2020 MINI Countryman
The 2020 Mini Countryman gets very expensive very fast, and the model you want is at least $35,000.
The 2020 Mini Countryman is a luxury subcompact crossover SUV in everything but its badge and has a price to prove it. We give it 7 out of 10 for the wide variety of options
In base Classic trim, the Countryman gets a 6.5-inch touchscreen infotainment system with Bluetooth, a dual-panel sunroof, synthetic leather upholstery, and a few more options for nearly $28,000. Any color other than gray costs $500 or more though, and only four colors are available on this trim. The 2020 version includes a 7-speed automatic transmission, heated seats, automatic climate control, automatic emergency braking, and LED headlights and fog lights, but only on the Cooper S model.
The Signature trim adds 18-inch wheels, parking sensors, and more paint options, as well as the choice for a bigger 8.8-inch touchscreen with Apple CarPlay, heated leather seats, and a convenience package among other packages available.
The top-tier Iconic trim includes more color and 19-inch wheel options as well as nearly every option in the book including Harman Kardon sound, a head-up display, and more, but costs a full $8,000 more than the base Classic.
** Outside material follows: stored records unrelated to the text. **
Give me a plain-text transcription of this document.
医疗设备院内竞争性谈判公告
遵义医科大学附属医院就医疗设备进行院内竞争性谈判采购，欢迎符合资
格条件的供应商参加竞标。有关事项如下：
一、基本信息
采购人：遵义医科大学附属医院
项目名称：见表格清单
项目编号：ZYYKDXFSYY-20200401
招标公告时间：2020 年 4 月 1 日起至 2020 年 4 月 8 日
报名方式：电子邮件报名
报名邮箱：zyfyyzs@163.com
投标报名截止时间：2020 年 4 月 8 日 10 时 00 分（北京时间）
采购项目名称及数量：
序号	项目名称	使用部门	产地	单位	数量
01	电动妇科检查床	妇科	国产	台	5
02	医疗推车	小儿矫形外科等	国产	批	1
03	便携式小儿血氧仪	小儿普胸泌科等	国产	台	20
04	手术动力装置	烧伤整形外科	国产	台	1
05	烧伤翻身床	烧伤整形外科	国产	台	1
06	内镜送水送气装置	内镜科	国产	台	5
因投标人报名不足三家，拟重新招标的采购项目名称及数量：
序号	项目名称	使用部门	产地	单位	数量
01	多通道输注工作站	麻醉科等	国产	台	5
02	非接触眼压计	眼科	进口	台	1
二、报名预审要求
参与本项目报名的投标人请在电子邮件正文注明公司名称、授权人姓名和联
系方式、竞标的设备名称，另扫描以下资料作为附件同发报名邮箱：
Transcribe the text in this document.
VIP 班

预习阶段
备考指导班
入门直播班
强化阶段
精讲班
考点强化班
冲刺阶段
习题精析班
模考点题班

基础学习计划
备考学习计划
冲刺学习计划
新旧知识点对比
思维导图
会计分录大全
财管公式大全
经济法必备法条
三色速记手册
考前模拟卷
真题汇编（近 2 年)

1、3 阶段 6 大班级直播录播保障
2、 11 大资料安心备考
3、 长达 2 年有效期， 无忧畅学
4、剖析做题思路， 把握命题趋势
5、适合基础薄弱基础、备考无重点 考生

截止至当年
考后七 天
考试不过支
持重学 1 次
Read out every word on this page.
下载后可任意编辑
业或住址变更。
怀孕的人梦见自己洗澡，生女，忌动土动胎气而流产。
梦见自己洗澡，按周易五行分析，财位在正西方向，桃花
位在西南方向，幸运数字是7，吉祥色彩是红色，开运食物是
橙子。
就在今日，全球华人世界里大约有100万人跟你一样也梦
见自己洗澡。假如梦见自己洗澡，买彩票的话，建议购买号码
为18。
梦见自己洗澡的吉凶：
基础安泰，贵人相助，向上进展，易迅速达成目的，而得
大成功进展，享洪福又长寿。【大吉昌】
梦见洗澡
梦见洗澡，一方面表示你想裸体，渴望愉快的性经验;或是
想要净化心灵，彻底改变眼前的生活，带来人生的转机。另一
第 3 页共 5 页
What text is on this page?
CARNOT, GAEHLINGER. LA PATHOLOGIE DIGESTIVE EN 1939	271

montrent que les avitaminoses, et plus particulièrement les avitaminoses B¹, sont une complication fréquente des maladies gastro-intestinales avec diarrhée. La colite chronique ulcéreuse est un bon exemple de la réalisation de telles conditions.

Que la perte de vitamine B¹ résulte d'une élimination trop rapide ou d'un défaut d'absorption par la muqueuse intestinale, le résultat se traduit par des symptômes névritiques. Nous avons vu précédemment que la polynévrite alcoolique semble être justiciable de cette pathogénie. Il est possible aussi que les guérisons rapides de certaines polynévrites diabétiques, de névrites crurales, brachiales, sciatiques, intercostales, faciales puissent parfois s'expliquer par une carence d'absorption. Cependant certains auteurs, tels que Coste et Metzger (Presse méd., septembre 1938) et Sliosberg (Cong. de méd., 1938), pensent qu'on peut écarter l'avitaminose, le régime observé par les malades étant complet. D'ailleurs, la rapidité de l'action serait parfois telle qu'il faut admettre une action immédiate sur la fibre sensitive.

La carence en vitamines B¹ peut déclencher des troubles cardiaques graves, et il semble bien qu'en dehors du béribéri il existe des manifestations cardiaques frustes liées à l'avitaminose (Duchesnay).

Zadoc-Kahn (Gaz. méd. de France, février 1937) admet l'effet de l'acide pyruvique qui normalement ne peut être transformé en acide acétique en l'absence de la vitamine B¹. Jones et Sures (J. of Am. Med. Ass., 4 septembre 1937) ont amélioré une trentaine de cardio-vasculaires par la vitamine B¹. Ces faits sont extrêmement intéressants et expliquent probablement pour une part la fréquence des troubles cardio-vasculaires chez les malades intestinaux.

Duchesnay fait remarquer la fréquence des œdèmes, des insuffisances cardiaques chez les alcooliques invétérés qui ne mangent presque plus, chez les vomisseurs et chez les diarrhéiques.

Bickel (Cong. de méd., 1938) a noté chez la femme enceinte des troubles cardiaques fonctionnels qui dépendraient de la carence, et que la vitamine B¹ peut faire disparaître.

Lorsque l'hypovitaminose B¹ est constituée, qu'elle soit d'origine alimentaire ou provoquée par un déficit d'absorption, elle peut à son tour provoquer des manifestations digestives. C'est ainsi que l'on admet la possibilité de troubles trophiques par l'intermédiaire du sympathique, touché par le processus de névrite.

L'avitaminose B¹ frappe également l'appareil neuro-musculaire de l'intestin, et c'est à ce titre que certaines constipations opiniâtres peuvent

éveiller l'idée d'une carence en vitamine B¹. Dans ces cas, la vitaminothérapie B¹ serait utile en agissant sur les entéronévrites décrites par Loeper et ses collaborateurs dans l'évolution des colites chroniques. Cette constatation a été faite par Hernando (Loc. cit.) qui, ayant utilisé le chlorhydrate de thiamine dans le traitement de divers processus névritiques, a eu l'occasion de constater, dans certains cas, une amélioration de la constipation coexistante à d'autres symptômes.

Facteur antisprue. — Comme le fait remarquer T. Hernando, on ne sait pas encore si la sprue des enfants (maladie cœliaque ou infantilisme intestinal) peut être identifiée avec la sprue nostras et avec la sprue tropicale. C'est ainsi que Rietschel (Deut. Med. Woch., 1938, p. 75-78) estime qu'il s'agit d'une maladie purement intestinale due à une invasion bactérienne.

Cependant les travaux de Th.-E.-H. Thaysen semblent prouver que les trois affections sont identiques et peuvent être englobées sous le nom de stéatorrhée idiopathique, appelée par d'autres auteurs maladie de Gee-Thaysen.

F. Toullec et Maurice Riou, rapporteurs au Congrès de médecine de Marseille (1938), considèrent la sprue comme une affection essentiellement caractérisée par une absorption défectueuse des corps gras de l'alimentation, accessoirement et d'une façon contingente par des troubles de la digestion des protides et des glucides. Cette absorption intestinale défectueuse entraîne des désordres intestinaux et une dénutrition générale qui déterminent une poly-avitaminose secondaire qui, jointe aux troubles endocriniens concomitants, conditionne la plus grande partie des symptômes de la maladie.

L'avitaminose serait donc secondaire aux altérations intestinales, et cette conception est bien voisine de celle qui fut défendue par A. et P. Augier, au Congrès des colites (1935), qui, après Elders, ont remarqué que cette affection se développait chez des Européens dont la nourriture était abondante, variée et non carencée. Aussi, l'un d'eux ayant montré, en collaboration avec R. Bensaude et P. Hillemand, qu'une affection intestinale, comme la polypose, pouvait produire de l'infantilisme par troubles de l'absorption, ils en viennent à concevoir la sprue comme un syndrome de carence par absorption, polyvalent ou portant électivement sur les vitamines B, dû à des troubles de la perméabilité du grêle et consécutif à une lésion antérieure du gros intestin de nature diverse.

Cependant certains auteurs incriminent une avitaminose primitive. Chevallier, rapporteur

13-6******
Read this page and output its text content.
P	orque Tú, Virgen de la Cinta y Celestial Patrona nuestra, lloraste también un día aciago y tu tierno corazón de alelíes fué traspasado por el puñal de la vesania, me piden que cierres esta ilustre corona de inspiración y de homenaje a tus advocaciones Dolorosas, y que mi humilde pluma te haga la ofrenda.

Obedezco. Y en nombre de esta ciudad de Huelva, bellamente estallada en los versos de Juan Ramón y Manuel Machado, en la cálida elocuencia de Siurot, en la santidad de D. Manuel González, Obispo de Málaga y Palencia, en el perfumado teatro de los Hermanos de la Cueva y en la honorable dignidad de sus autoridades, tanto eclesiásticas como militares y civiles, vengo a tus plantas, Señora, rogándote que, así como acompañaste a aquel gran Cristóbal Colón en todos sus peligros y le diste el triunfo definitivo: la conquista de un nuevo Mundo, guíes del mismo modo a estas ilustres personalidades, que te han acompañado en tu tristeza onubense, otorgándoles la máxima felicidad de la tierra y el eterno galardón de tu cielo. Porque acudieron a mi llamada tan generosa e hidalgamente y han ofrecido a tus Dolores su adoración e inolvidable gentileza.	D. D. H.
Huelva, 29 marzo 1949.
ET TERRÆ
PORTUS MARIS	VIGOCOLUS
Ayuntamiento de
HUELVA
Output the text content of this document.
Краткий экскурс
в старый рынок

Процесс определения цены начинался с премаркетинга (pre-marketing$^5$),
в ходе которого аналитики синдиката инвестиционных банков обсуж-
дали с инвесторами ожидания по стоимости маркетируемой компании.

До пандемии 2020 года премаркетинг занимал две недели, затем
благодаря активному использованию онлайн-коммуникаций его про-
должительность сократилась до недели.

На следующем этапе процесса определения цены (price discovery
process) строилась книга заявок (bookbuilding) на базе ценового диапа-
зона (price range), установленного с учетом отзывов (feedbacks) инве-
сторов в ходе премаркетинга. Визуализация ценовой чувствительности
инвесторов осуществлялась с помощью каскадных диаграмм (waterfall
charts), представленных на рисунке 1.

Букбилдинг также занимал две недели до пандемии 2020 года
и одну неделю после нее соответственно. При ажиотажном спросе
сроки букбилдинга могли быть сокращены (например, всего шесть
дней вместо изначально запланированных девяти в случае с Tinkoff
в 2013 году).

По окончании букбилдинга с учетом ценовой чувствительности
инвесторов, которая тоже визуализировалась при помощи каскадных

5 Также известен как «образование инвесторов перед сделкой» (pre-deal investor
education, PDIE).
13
At the top end, the John Cooper Works model gets a boost of over 70 horsepower for 2020 and comes with all-wheel drive as standard. It also includes performance suspension and 18-inch JCW wheels, as well as sport seats, but at over $42,000 to start and more than $50,000 fully loaded, its value is extremely questionable. At least it has 301 horsepower this year.
If you view the Countryman as a much more fun BMW X1, it starts to make a lot more sense. We wonder how many people see it this way, however.
2020 MINI Countryman
The 2020 Mini Countryman is only middle-of-the-road in terms of efficiency, even its plug-in hybrid model.
The 2020 Mini Countryman gets average fuel economy, even with its pricey plug-in hybrid model. We give it a 4 out of 10 here as such.
While the plug-in Countryman does feature a larger battery this year, it still manages only 16 miles of all-electric range on a full charge and gets only 27 mpg combined when that battery is depleted.
The base Countryman with its turbo-3 fares well, managing 26 mpg city, 33 highway, 29 combined, but with its low power output and need for premium fuel, its value proposition is negated. Adding all-wheel drive to this powertrain drops figures to 24/33/27 mpg.
The Cooper S engine doesn’t represent much of a penalty, and adds over 50 more horsepower for mileage figures of 24/33/28 mpg.